Итак, для этого региона масштаб конфликта был ничуть не меньше афганского, и все справедливо полагали, что ключи к его разрешению находятся в наших руках.
Однако меня удивила позиция вьетнамского руководства, которое взвалило на свои плечи действительно тяжелый груз. Президент Индонезии Сухарто сказал тогда мне: “Вьетнам из-за вражды с Китаем вынужден отбиваться с фронта и с тыла, и чем дольше продлится все это, тем больше ослабнет Вьетнам”.
Несмотря на столь тяжелое положение, несмотря на то, что военного разрешения этой проблемы не существовало, ни вьетнамцы, ни кампучийцы не думали искать другой путь. Дело дошло до того, что во внутренних провинциях инициатива начала переходить на сторону противной стороны, которая манипулировала достаточно выгодным лозунгом “Кхмеры не воюют с кхмерами”. В народе росли антивьетнамские настроения, так что недооценивать эти реальности и пустить процесс на самотек значило привести страну к катастрофе.
Говоря откровенно, у меня создалось впечатление, что ни руководство Вьетнама, ни руководство Кампучии не понимали всей серьезности положения. Нужна была ясная политическая программа, чего ни у кого не было, более того — не было даже желания выработать ее.
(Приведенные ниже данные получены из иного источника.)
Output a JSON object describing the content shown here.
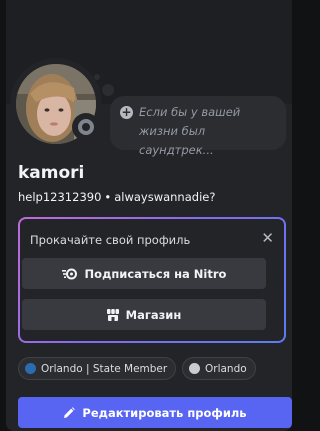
{
  "profile": {
    "username": "kamori",
    "handle": "help12312390",
    "separator": "•",
    "pronouns": "alwayswannadie?",
    "status": "idle-offline"
  },
  "custom_status": {
    "placeholder": "Если бы у вашей жизни был саундтрек..."
  },
  "nitro_card": {
    "title": "Прокачайте свой профиль",
    "subscribe_label": "Подписаться на Nitro",
    "shop_label": "Магазин"
  },
  "roles": [
    {
      "label": "Orlando | State Member",
      "color": "#2b6cb0"
    },
    {
      "label": "Orlando",
      "color": "#c9cdd3"
    }
  ],
  "actions": {
    "edit_profile_label": "Редактировать профиль"
  },
  "colors": {
    "accent": "#5865f2",
    "background": "#232428",
    "gradient_start": "#c06bd6",
    "gradient_end": "#5b7df2"
  }
}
Все это напоминало мне Афганистан. Только в отличие от Афганистана, где наши друзья за Гиндукушем пытались хоть что-то сделать, на берегах Меконга и Красной реки все оставалось без движения.
На Политбюро в Москве я высказался весьма определенно: если мы кардинально не поменяем ситуацию, катастрофа неминуема. Необходимо, чтобы Горбачев принципиально поговорил с Нгуен Ван Линем. Этот разговор, наверняка, будет труднее его разговора с Наджибуллой, но надо все назвать своими именами. “Там сейчас решается судьба не только Кампучии, но, наверное, и Вьетнама, а также судьба нашего престижа. Мы должны представить руководству Вьетнама и Кампучии наши конкретные рекомендации по преодолению кампучийского кризиса. Если мы используем “афганский ключ”, то его надо будет отшлифовать и подогнать под замок”.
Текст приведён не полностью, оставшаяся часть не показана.